Ag_lispy · September 10, 2023, 8:44pm

It looks like the pattern people often use for the cases similar to this is to utilize
alts! with a timeout channel, e.g.,

(let [closer-ch (a/timeout 3000)
      data-ch (my-async-pipeline)]
  (a/go-loop [results []]
     (let [[val ch] (a/alts! [data-ch closer-ch])]
       (if (or (nil? val) (= ch closer-ch))
          results
          (recur (conj results val))))))

The pipeline must finish gathering all the data before the timeout. That may not be ideal, but it works for me. However, I still feel my entire approach to this problem has been wrong from the start.

joinr · September 11, 2023, 8:52am

I guess the base case “there is no more work to be done” e.g. “there are no more children pending”. If you keep track of the work in flight (say with an atom), then you can close the input channel when the base case is reached.

I tried to derive a little simulated example based on some of your idioms:

(ns recurse
  (:require [clojure.core.async :as a]))

(def db
  {:a {:id :a :kids [:b :c :d] :data "a"}
   :b {:id :b :kids [:h]   :data "b"}
   :c {:id :c :data "c"}
   :d {:id :d :kids [:e :f] :data "d"}
   :e {:id :e :kids [:g] :data "e"}
   :f {:id :f :data "f"}
   :g {:id :g :data "g"}
   :h {:id :h :data "h"}})

(defn fake-get [parent]
  (a/go
    (a/<! (a/timeout 16))
    (db parent)))

(defn retrieve-content>
  [init-id]
  (let [in-ch   (a/chan)
        out-ch  (a/chan)
        pending (atom #{})
        fetch
        (fn [{:keys [id parents parent-id]}
             res-ch]
          (a/go
            (when id
              (let [{:keys [kids data]} (a/<! (fake-get id))]
                (swap! pending #(-> % (disj id) (into kids)))
                (doseq [kid kids]
                      (a/put! in-ch {:id        kid
                                     :parents   (conj parents id)
                                     :parent-id id}))
                (when data
                  (a/put! res-ch {:id id
                                  :data data
                                  :kids kids
                                  :parent-id parent-id
                                  :parents parents}))))
            (a/close! res-ch)
            (when-not (seq @pending) (a/close! in-ch))))]
    (swap! pending conj init-id)
    (a/put! in-ch {:id init-id :parents []})
    (a/pipeline-async 5 out-ch fetch in-ch)
    out-ch))

(defn pull> [id]
  (let [ch (retrieve-content> id)]
    (a/go-loop []
      (if-let [val (a/<! ch)]
        (do (println val)
            (recur))
        :completed))))

(defn pull!! [id]
  (a/<!! (pull> id)))

yielding an expected walk of the parent/children:

recurse=> (pull!! :a)
{:id :a, :data a, :kids [:b :c :d], :parent-id nil, :parents []}
{:id :b, :data b, :kids [:h], :parent-id :a, :parents [:a]}
{:id :c, :data c, :kids nil, :parent-id :a, :parents [:a]}
{:id :d, :data d, :kids [:e :f], :parent-id :a, :parents [:a]}
{:id :e, :data e, :kids [:g], :parent-id :d, :parents [:a :d]}
{:id :f, :data f, :kids nil, :parent-id :d, :parents [:a :d]}
{:id :h, :data h, :kids nil, :parent-id :b, :parents [:a :b]}
{:id :g, :data g, :kids nil, :parent-id :e, :parents [:a :d :e]}

You can probably extend this scheme to include timeouts, so if the get in your original fails, could yield e.g. an empty map or something.

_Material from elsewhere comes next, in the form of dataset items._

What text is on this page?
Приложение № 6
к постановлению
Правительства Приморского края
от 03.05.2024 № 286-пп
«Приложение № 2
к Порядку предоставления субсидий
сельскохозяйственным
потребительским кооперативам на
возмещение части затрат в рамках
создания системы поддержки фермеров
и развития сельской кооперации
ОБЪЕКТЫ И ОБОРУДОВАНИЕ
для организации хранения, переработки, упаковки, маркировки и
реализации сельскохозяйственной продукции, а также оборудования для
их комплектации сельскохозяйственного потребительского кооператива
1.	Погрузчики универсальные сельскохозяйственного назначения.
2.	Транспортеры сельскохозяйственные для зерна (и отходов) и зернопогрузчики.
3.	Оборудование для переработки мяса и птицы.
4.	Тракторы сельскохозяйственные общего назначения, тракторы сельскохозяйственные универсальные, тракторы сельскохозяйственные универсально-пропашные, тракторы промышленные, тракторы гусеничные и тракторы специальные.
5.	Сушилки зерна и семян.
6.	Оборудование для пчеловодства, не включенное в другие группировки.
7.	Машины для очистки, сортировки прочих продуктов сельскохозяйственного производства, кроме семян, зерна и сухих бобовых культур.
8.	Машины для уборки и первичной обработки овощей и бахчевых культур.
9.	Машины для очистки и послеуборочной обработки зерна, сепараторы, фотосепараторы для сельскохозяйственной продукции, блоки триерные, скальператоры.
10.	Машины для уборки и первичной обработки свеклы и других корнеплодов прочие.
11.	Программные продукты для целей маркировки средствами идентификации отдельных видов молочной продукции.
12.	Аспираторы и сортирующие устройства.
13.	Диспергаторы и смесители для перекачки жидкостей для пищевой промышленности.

The work node would still have been disjoined at this point, and close logic would kick in (so basically truncating chasing down child comments). Or you could implement retries and the like however you see fit…

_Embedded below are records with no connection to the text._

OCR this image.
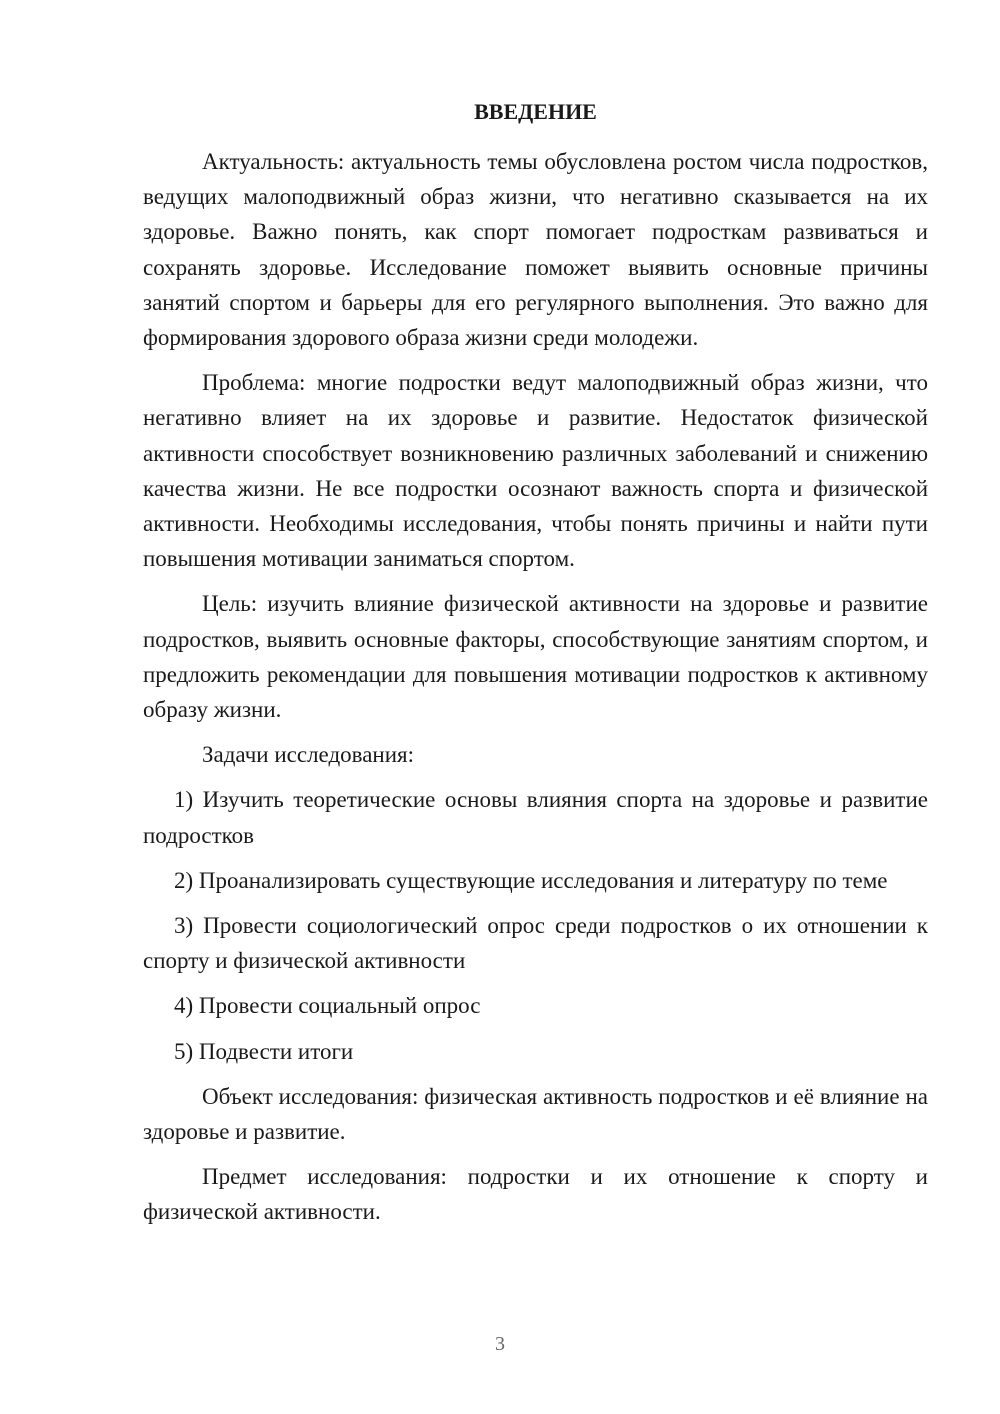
ВВЕДЕНИЕ

Актуальность: актуальность темы обусловлена ростом числа подростков, ведущих малоподвижный образ жизни, что негативно сказывается на их здоровье. Важно понять, как спорт помогает подросткам развиваться и сохранять здоровье. Исследование поможет выявить основные причины занятий спортом и барьеры для его регулярного выполнения. Это важно для формирования здорового образа жизни среди молодежи.

Проблема: многие подростки ведут малоподвижный образ жизни, что негативно влияет на их здоровье и развитие. Недостаток физической активности способствует возникновению различных заболеваний и снижению качества жизни. Не все подростки осознают важность спорта и физической активности. Необходимы исследования, чтобы понять причины и найти пути повышения мотивации заниматься спортом.

Цель: изучить влияние физической активности на здоровье и развитие подростков, выявить основные факторы, способствующие занятиям спортом, и предложить рекомендации для повышения мотивации подростков к активному образу жизни.

Задачи исследования:

1) Изучить теоретические основы влияния спорта на здоровье и развитие подростков

2) Проанализировать существующие исследования и литературу по теме

3) Провести социологический опрос среди подростков о их отношении к спорту и физической активности

4) Провести социальный опрос

5) Подвести итоги

Объект исследования: физическая активность подростков и её влияние на здоровье и развитие.

Предмет исследования: подростки и их отношение к спорту и физической активности.

3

[It took me a couple of tries to notice a subtle race condition in the initial hack on this too. The (apparent) fix was ensuring the atomic update to the atom contained both removal of current node and conjoining of the child nodes. Apparently some of the workers were getting ahead and closing the channel since those two actions were initially decoupled (I conj’d the child during the doseq, which was potentially too slow).]

system · March 11, 2024, 8:52pm

This topic was automatically closed 182 days after the last reply. New replies are no longer allowed.